Target Penjualan Semen Diprediksi Kandas
ilustrasi industri semen ( Foto: antaranews )
Leonard AL Cahyoputra / HK Kamis, 25 Juli 2019 | 20:56 WIB

Jakarta, Beritasatu.com - Asosiasi Semen Indonesia (ASI) memprediksi target pertumbuhan penjualan semen nasional tahun ini sebesar 3-4% kandas, seiring turunnya penjualan hingga semester I. Hingga akhir tahun, ASI memprediksi penjualan semen tumbuh 2%.

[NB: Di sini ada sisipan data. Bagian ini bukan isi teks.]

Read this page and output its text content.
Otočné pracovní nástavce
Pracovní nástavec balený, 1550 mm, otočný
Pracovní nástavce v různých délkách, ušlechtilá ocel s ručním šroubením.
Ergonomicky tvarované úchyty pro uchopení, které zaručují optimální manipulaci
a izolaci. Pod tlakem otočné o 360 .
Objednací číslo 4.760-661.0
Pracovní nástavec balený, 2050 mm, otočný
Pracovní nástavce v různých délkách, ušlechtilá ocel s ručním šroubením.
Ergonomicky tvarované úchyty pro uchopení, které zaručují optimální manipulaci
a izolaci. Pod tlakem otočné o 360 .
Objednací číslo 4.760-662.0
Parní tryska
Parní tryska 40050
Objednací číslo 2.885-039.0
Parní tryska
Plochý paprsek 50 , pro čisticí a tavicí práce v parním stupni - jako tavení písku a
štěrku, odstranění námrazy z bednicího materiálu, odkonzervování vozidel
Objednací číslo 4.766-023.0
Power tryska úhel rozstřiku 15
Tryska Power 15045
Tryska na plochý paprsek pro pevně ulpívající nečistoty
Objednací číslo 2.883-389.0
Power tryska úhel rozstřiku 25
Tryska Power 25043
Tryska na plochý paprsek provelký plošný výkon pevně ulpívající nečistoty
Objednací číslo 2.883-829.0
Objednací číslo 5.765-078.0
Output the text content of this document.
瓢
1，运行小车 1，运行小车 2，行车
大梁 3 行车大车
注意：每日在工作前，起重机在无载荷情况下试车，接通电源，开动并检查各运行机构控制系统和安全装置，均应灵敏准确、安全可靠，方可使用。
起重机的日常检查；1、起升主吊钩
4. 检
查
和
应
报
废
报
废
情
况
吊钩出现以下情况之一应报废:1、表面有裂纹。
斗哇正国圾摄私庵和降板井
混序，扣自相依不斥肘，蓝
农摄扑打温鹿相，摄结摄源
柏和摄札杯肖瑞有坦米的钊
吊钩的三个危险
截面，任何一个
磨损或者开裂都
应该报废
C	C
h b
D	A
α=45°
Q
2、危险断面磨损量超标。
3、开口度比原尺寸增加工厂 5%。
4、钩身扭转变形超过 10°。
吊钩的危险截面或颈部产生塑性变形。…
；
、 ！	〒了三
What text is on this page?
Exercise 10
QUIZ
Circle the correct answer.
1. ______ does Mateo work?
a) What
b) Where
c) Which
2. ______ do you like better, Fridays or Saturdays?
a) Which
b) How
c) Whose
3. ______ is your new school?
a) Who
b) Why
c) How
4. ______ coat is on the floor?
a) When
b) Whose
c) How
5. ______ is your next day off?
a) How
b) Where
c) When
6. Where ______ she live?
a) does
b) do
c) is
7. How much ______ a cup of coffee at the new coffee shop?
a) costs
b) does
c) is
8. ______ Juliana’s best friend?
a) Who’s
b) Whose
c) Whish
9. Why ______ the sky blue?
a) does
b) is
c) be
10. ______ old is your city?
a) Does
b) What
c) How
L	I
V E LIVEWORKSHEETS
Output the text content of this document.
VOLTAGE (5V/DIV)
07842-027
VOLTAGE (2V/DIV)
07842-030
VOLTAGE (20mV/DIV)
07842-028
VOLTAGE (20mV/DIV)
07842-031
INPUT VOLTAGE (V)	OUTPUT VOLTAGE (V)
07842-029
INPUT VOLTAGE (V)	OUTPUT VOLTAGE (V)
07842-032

Ketua Umum ASI Widodo Santoso menegaskan, penjualan semen tahun ini tidak sebagus tahun lalu, sebesar 4,5%. Sebab, penjualan semester I-2019 turun 720 ribu ton. Dia mengakui, penjualan semester II selalu lebih bagus dibandingkan semester I. Namun, khusus tahun ini, hal itu tidak akan terjadi.

“Sebab, semester I tahun lalu, penjualan tidak minus, sedangkan sekarang turun, sehingga beban semester II adalah mengompensasi dahulu penurunan semester I. Itu sebabnya, saya pesimistis penjualan bisa tumbuh di atas 2%. Padahal, awal tahun, kami menargetkan penjualan tumbuh 3-4%, tetapi sepertinya meleset,” ujar dia di Jakarta, Kamis (25/7).

Widodo mengatakan, penjualan semen pada Juni anjlok 27,4% menjadi 2,7 juta ton. Namun, konsumsi semen pada Juni naik 12,8% secara tahunan. Widodo menduga hal tersebut disebabkan oleh libur Lebaran selama 10 hari. Selain itu, lanjutnya, konsumsi Mei turun 10% secara tahunan. Alhasil, penjualan semen semester I -2019 turun 670 ribu ton secara tahunan, dengan penjualan semen rata-rata hanya 4,9 juta ton per bulan.

Dia mengatakan, saat ini, para anggota ASI menggerakkan ekspor supaya utilisasi pabrik tidak terlalu parah. Namun, ekspor pada semester I juga tidak mencatat hasil yang memuaskan, karena baru mencapai 2,5 juta ton.